By Letter to the Editor on September 6, 2017.
Without inside knowledge of city finances and policy planning I am left to frame my thoughts as questions. What is infrastructure? What is essential infrastructure? Libraries? Museums? Recreational facilities? All very necessary but not essential.
Mass transit? For some it is very essential. Why is it losing money? Can its losses be absorbed by profits from non-essential services? Low ridership? Would lower cost-per-ride increase usage and potentially profits? Would smaller buses for evenings and weekends work or changing half-hour pickups to one hour?
I’m sure lots of ideas were discussed but there must be a better way than just reaching for the scissors when you see red on the bottom line.
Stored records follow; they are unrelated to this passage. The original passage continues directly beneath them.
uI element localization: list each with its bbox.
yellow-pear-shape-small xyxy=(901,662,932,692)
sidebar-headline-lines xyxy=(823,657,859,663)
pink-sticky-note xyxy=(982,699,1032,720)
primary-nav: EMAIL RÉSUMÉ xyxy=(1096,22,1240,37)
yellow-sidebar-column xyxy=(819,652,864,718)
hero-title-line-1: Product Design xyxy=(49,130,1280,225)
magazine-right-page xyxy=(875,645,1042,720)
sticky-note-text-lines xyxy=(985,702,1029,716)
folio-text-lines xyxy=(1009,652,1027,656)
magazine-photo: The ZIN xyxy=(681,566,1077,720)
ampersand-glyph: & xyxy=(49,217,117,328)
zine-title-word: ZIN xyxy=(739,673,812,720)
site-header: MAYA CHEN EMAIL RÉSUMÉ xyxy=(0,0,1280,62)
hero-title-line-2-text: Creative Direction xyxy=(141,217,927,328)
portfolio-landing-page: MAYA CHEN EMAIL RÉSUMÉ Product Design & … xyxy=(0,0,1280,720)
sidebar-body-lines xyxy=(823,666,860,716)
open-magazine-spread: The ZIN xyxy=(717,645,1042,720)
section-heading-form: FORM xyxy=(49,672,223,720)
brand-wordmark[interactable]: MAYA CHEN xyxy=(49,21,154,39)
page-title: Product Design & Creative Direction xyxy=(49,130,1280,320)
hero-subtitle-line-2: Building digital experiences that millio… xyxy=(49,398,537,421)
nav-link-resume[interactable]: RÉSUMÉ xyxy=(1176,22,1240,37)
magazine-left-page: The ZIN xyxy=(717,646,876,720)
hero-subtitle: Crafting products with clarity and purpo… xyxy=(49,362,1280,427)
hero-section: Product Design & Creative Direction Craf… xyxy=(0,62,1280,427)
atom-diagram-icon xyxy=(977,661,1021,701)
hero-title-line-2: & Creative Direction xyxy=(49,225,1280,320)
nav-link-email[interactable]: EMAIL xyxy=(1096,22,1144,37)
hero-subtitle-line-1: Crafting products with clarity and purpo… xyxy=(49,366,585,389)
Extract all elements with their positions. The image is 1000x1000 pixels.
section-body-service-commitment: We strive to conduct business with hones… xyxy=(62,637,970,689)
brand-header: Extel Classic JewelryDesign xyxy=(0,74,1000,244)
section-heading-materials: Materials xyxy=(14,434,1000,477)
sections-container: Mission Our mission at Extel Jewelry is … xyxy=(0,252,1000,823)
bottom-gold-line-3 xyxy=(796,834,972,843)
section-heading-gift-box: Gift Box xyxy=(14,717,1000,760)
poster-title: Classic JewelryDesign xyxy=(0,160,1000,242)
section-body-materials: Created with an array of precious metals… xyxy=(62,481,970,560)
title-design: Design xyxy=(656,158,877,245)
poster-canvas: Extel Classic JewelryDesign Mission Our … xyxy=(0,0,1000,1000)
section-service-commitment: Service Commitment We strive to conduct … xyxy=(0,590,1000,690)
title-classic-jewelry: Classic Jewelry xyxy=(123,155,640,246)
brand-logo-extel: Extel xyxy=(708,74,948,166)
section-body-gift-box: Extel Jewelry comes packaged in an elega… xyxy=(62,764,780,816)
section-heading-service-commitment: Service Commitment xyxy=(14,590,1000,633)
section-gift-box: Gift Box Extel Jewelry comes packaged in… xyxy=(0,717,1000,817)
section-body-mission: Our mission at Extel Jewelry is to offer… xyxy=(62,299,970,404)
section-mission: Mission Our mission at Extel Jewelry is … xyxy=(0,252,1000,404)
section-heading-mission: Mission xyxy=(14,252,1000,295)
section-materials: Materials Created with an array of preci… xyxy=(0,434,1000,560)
Two things bothered me when discussing the issues with a transit manager at a recent open house.
The first, she had no issues with me walking over a mile to the FLC for pickup and another mile home on a wintery Saturday over snow and ice in -30 C weather on aging knees. Do I use the bus on Saturdays? Well, I did.
Second, she couldn’t understand that paying more than $70 a month for a pass with a reduction of eight days and 30 evenings wasn’t good economics. I’ll pass on the pass.
Now, to be honest, there were also some changes that I did like and I think will work well. But let the users decide, not those that stress about profits and margins. Now I have paid city taxes for almost 40 years and if I saw just one rider on a bus at 9 p.m. and I felt if it was important for that person to get where they needed, then it was important to me. That is the bottom line of essential infrastructure.